Quarry, Clorane, Co. Limerick
Co. Limerick |
Mining
What appears on satellite imagery as a neat, tree-fringed rectangle of water sitting in reclaimed pasture near the Camoge River is, on closer inspection, a flooded void.
The ground was cut away here and then, eventually, the water moved in, leaving behind a geometry too regular to be natural and too quiet to draw much attention.
The site sits in County Limerick, roughly 170 metres south-west of the Camoge River, on the townland boundary between Clorane and Rathmore South. Clorane House lies just 160 metres to the south-west. The 1840 edition of the Ordnance Survey six-inch map records nothing unusual at this location, but by the time the 25-inch edition was produced in 1897, the feature had been annotated as a disused quarry. That later map shows a rectangular cut measuring approximately 51 metres on its north-west to south-east axis and 35 metres across, with a cliff-face indicated along the southern, western, and northern edges, suggesting that material was extracted from three sides. Quarrying of this kind, typically for limestone used in construction or land improvement, was common on Irish estates during the eighteenth and nineteenth centuries, and the proximity to Clorane House hints at a straightforward domestic origin, though no documentary record is referenced in the survey notes to confirm the connection directly. By the time aerial orthophotography was compiled between 2005 and 2012, the cut had filled with water entirely, and a Google Earth image from February 2020 shows the same flooded, tree-lined outline still clearly legible from above.
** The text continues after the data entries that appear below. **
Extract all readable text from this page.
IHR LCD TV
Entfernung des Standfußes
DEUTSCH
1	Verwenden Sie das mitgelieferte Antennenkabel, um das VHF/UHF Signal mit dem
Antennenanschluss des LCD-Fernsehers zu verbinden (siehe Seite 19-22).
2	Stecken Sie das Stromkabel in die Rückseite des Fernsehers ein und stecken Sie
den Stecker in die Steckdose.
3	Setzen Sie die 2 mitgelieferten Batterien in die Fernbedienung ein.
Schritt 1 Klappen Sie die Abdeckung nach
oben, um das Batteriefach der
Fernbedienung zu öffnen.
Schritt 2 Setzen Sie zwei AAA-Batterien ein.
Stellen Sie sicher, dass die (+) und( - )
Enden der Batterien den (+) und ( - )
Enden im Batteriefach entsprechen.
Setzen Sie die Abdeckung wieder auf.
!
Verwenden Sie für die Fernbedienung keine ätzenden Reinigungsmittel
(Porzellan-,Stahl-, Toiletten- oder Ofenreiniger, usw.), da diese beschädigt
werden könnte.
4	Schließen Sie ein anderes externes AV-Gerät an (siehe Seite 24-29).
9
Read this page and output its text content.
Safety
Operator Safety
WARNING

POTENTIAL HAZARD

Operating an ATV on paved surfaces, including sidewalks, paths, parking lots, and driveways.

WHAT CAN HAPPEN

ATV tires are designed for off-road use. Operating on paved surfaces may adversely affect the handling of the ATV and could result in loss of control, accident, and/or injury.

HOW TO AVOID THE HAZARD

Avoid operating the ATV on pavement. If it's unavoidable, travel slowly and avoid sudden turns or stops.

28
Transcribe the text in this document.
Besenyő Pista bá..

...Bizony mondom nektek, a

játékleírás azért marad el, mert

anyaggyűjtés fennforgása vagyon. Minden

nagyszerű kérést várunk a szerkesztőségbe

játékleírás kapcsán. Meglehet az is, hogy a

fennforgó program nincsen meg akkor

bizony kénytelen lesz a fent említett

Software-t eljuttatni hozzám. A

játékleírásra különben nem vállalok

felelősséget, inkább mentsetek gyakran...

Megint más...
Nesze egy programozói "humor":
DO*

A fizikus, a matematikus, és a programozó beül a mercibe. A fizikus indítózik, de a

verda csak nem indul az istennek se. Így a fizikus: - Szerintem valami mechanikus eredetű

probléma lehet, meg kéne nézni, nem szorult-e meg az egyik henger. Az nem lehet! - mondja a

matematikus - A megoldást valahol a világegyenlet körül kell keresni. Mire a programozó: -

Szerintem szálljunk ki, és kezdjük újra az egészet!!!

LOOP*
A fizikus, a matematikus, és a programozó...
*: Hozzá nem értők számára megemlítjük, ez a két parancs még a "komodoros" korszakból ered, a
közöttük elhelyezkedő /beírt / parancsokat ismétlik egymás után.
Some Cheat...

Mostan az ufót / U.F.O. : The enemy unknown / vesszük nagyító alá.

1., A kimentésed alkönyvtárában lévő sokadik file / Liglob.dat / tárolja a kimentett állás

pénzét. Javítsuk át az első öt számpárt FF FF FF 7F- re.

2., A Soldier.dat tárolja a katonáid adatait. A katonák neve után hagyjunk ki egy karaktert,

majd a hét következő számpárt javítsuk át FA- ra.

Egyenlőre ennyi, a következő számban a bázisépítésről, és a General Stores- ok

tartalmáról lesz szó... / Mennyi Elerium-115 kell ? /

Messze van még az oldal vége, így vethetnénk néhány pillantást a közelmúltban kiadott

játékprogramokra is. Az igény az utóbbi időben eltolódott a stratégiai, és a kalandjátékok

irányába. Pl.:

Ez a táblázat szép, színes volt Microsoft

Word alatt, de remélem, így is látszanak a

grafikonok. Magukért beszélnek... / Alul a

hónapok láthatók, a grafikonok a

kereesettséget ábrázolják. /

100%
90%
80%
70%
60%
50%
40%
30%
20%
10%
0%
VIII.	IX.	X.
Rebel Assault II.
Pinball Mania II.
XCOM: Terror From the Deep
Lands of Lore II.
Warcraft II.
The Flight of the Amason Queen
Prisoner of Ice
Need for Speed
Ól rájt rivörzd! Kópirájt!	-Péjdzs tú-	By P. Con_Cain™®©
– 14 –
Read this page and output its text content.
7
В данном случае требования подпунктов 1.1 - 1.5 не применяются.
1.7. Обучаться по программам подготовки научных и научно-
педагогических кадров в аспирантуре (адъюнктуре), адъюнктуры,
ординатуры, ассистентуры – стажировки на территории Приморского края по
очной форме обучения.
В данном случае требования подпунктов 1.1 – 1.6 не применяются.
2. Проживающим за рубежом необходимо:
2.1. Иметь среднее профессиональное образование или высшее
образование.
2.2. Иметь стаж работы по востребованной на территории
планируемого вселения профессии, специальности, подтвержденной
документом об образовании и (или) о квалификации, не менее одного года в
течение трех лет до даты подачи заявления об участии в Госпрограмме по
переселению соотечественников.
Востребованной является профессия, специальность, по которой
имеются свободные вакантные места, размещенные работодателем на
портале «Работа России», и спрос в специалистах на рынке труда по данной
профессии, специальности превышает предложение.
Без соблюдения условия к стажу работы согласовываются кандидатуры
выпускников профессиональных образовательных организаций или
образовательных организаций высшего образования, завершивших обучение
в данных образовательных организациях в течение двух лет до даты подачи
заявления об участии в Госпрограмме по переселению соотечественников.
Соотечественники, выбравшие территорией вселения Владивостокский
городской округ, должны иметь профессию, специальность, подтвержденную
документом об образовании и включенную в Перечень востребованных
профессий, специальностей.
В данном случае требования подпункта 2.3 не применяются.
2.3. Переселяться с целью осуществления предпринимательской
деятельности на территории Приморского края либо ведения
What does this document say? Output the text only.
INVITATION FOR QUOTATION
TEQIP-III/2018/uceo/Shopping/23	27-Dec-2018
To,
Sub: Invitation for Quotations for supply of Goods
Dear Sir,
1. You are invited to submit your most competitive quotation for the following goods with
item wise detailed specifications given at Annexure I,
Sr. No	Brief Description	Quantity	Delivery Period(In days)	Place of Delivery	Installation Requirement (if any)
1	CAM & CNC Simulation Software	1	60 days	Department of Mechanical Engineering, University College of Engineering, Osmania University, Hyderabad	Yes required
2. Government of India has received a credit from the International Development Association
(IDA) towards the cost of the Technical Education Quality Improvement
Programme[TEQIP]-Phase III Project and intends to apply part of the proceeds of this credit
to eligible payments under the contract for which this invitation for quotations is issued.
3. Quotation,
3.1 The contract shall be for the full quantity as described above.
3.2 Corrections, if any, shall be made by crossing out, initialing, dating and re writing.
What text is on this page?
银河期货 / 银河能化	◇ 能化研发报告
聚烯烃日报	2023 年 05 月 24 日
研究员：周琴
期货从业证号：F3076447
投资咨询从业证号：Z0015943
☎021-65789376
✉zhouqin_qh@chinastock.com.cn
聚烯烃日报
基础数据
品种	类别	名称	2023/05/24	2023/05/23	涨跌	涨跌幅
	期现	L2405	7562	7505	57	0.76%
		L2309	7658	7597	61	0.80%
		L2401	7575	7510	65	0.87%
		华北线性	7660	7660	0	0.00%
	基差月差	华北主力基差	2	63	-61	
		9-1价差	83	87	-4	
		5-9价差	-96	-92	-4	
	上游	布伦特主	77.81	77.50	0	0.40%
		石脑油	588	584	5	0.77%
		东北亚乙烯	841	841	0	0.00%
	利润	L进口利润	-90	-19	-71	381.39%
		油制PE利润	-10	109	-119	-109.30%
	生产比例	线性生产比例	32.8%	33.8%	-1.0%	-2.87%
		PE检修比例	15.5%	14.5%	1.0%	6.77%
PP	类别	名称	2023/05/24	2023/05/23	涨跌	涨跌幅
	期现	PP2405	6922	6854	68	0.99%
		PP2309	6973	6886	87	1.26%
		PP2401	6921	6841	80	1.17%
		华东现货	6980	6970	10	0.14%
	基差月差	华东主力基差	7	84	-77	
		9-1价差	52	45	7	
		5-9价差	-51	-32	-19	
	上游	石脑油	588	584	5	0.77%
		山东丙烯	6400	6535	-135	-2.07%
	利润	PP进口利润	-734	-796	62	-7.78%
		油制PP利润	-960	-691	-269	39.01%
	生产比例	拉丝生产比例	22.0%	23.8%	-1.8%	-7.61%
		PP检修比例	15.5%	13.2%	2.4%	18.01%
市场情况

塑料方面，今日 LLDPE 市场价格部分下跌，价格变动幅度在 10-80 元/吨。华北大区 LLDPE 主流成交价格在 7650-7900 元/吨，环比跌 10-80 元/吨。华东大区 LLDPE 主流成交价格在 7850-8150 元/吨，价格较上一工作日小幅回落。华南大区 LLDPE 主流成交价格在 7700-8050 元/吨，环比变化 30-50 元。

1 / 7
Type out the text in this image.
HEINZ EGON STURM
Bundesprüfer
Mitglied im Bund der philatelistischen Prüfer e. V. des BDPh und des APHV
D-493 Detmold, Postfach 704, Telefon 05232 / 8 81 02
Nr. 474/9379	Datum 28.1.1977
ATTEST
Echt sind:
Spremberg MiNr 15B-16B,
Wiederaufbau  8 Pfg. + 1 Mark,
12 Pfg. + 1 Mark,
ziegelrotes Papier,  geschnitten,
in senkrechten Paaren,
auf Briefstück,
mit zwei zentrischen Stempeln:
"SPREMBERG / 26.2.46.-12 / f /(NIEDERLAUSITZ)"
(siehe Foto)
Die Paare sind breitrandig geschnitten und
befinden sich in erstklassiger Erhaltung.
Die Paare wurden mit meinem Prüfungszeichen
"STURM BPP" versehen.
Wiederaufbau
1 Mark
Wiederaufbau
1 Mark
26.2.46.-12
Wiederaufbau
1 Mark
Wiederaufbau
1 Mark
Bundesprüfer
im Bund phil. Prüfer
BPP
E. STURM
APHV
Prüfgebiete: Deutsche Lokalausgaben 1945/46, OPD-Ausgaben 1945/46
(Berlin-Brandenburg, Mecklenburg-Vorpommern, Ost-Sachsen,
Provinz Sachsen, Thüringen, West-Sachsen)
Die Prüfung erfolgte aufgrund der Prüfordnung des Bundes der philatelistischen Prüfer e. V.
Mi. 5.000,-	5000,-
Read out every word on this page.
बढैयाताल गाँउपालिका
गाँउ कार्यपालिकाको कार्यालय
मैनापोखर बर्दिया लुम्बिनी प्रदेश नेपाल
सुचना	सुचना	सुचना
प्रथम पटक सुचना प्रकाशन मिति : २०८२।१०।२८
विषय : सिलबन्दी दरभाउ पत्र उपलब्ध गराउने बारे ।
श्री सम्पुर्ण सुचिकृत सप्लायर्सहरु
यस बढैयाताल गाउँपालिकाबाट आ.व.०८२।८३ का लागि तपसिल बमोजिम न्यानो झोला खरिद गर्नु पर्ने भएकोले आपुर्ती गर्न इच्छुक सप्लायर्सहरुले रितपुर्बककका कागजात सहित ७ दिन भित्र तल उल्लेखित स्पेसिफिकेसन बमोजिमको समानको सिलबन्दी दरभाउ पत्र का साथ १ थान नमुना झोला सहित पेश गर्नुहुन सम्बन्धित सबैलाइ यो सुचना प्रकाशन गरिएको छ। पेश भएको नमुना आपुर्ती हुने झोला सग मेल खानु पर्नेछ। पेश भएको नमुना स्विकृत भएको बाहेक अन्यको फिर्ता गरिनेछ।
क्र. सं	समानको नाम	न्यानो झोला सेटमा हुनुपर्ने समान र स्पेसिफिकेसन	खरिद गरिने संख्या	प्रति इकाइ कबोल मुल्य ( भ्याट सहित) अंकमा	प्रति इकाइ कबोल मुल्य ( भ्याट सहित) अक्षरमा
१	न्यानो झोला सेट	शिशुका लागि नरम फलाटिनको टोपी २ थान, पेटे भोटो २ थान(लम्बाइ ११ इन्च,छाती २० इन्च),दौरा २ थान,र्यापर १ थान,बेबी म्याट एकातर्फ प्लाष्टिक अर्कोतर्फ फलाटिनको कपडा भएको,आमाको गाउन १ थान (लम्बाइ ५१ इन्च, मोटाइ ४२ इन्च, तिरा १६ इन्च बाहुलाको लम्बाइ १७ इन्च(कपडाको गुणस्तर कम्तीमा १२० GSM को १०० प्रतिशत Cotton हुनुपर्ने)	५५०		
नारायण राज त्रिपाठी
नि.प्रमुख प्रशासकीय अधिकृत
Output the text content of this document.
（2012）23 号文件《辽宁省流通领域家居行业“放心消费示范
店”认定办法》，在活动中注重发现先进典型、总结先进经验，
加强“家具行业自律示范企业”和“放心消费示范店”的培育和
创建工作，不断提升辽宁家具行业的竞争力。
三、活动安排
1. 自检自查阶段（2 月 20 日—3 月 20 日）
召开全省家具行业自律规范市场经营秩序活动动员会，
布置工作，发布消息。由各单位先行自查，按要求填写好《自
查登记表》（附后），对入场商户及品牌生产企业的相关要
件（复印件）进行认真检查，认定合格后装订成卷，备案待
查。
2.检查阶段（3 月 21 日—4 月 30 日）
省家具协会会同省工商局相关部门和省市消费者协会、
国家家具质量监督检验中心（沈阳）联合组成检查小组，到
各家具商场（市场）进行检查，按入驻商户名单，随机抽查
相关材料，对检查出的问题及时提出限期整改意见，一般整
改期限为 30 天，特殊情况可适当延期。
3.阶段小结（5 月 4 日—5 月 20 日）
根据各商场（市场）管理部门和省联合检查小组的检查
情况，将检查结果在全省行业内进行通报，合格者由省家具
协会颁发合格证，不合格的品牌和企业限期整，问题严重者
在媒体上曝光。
The quarry lies in working agricultural land, so access would depend on landowner permission. There is no formal path or designation. The rectangular shape is most legible from above, which is why the aerial record has become its primary document; at ground level, the tree cover around the rim is likely the most visible indicator of the site. Anyone with an interest in estate landscapes or in the industrial vernacular of rural Ireland might find it worth cross-referencing against the OSi historical map layers, where the 1897 annotation preserves the moment before the water obscured what had once been an active, if modest, working face.